Many Veterans of the 1991 Gulf War returned from service with a wide variety of autonomic, sensory, motor, and cognitive symptoms known as Gulf War Illness (GWI). A portion of these Soldiers experienced a chronic and widespread joint and muscle pain accompanied by autonomic symptoms that were unrelated to any physical injury incurred during deployment. Pesticides were widely used by Soldiers deployed to the Persian Gulf. We have determined that a 30-day exposure to Gulf War pesticides (permethrin, chlorpyrifos), repellants (DEET), and the nerve gas prophylactic pyridostigmine bromide produces a persistent joint and muscle pain that lasts for at least 15 weeks. Certain neural membrane proteins are directly affected by insecticides and may suffer long-term misregulation after being chronically exposed to these chemicals. In our studies, we will use a rat model of GWI to determine the persistence of autonomic, behavioral, cellular, and molecular consequences of chronic exposure to DEET, pyridostigmine bromide, permethrin, and chlorpyrifos. In molecular studies, we will focus on the physiology of proteins expressed in pain system neurons that innervate blood vessels. These neurons appear to be highly vulnerable to Gulf War pesticides.
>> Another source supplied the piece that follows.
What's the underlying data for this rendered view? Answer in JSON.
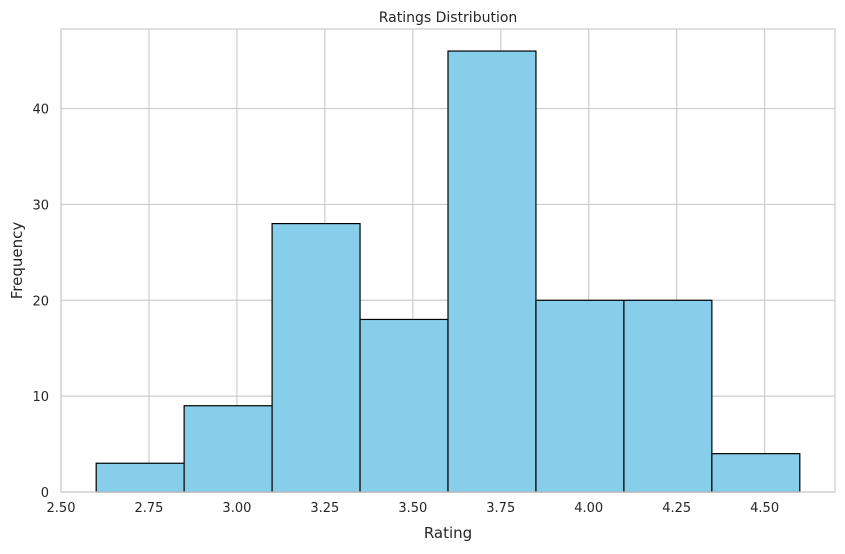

In treatment studies, we will examine the capacity of drugs that target the misregulated proteins, to reverse the established pain and autonomic signs of GWI in our rat model.
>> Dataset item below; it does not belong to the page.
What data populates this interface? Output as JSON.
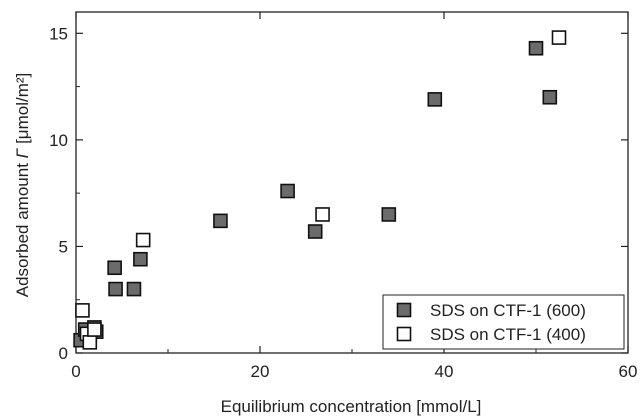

By identifying specific proteins in pain system neurons whose functions are disturbed by the actions of Gulf War chemicals, we will have identified systems and molecular targets for drug development and treatment. Moreover, by testing Food and Drug Administration-approved agents that target the misregulated proteins, we may be able to speed treatments to the clinic that will reverse the sensory and autonomic symptoms of GWI.